The spine is made of individual spinal vertebrae and houses the spinal cord. The spinal cord stretches to every organ and system of the body by using a network of nerves leaving the vertebrae or bones of the spine. These vertebrae can easily turn and alter their placement resulting in pinching of the nerves of the body. This may result in soreness, feeling numb, tingling, a decrease of strength, along with a decrease of function. Other methods that nerves might pinch is simply by pressure from a spinal disc, also known as a herniated disc, as well as pressure coming from soft tissues which include muscle, ligament, or tendon. The most typical parts of the spine to get a pinched nerve is in the lower cervical spine, in the neck, especially at the fifth, sixth, or seventh cervical vertebrae.
A lot of men and women with cervical pinched nerves can have pain in the neck, shoulder, shoulder blade, any area of the arm, the wrist, and normally may have numbness or tingling in the fingers. A person may have any just one of these types of symptoms. I have several patients with a pinching of the nerves in their neck that only have discomfort inside their shoulder, pain in the wrist, occasionally confused with carpal tunnel syndrome, or even just numbness and tingling in their fingers, and they are unsure where the cause of the problem is originating from. They may have no neck pain or neck immobility but the reason for the difficulty is actually coming from the spine, as this is the location where the nerve begins. Easy orthopedic tests, and dermatome, each vertebrae is associated with a certain skin area where pain or numbness and tingling exists, tests can establish which vertebrae should be remedied to eliminate the pressure off the nerve.
Another popular area for a pinched nerve in the spine is in the lumbar spine, in the lower back, mainly the third, fourth, and fifth lumbar vertebrae. The most typical pinched nerve in this region of the spine is sometimes referred to as sciatica if it necessitates the sciatic nerve. The fourth lumbar is the origin of the sciatic nerve. With regards to this impingement, a patient might have pain just in the back of the leg, it can be shooting, sharp, as well as burning. They can have pain simply in the buttocks, or pain just in the foot or ankle. Just like in the neck they might not have any discomfort in the low back. Many of these people are convinced there is a leg or foot issue, when the reason for the problem is actually coming from much higher up in the spine.

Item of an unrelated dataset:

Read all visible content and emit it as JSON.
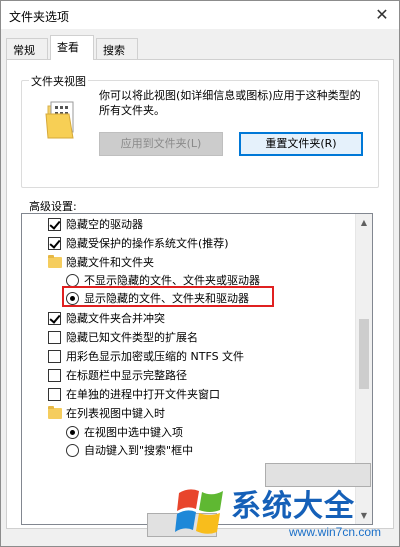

The frigid winter months cause our muscles, tendons, and ligaments to be tighter than in the hotter temperatures. Envision our muscles, tendons, and ligaments similar to rubber. Rubber stretches more when in warmer temperatures, but loses elasticity in the colder weather. This is the same way the soft tissues of our body work. So, in the wintry temperature months our muscles, tendons, and ligaments will not be stretching out as a lot and are basically pulling somewhat harder on the vertebrae of the spine. This might lead to a vertebrae going out of alignment and triggering a pinching of a nerve.
Preventing Pinched Nerves
The most beneficial injury and pinched nerve prevention, when you are engaging in a task in winter months, would be to do a very delicate warm up. For about 10 minutes before you participate in the activity mimic the movements that you do in your activity. For example mild running, twisting, throwing, lifting, and this really should be at about 10 to 15 percent of your maximum output. This will increase blood flow to the muscles, tendons, and ligaments, allowing them to be more flexible and shock absorber ready.
Proper stretching after the warm-up, and then again after the exercise is key for attaining optimum injury prevention and hopefully protecting against pinched nerves. The issue is that stretching out is frequently carried out improperly. The majority of people extend too much and too rapidly. Stretches must be mild, and produce a relaxing sensation of gentle stretch or tension. There should be no pain, discomfort, or bouncing movements. The stretch should be kept for around thirty seconds, but no less than twenty. Stretching too strongly, or for less than twenty seconds might trigger a stretch response which could actually cause the muscle to tighten-up even more.